Es esa escena en la que aparece Spiderman. Sí, el nuevo, el de Tom Holland, el de la tía May (Marisa Tomei) joven y de buen ver. Es entrar en plano y que de pronto Tony Stark vuelva a ser el Tony divertido, el ligón empedernido y el que hace sonreír. Bien por Peter Parker. Y no solo eso, porque además de despertar al Iron Man más auténtico, cuando entra en acción se despejan todas las dudas posibles sobre el tono que se le pretende dar al nuevo reboot del Hombre Araña y la capacidad de Holland para interpretar al superhéroe neoyorquino.

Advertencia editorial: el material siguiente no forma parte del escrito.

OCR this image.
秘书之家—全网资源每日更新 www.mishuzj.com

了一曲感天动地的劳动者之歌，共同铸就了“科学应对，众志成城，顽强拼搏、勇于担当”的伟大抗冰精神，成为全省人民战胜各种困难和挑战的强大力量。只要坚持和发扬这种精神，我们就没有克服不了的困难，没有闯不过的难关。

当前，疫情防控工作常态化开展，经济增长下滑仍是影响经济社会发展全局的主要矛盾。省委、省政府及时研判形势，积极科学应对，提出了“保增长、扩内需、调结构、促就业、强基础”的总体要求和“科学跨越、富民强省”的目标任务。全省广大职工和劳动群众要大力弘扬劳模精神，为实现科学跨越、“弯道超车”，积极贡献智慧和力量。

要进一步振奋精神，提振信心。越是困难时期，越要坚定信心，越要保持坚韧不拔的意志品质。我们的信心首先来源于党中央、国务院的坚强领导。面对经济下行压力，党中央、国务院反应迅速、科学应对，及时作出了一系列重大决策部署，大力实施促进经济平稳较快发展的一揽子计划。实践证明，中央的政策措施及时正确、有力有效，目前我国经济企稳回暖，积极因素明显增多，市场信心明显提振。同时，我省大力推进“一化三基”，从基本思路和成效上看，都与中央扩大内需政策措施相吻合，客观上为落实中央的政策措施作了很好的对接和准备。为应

El ‘lanzarredes’ solo aparece en dos escenas y sabe a poco, pero cuando lo hace es de los personajes más divertidos junto con Ant-Man (Paul Rudd), que ficha por el bando del Capitán América. Con ellos dos en liza y todos dándose de torras la cosa cambia.

Parece que, por suerte, a estos dos, Peter Parker y Scott Lang,  aún no han intentando oscurecerles. Que está muy bien lo de la películas de superhéroes transcendentales, oscuras y cargadas de segundas y hasta terceras lecturas, pero también viene de vez en cuando desengrasar con una mucho más ligera y divertida como Ant-Man, X-Men y, esperemos, Spiderman. No todo tiene que ser Nolan. No todo tiene que ser cine de estudio y ensayo.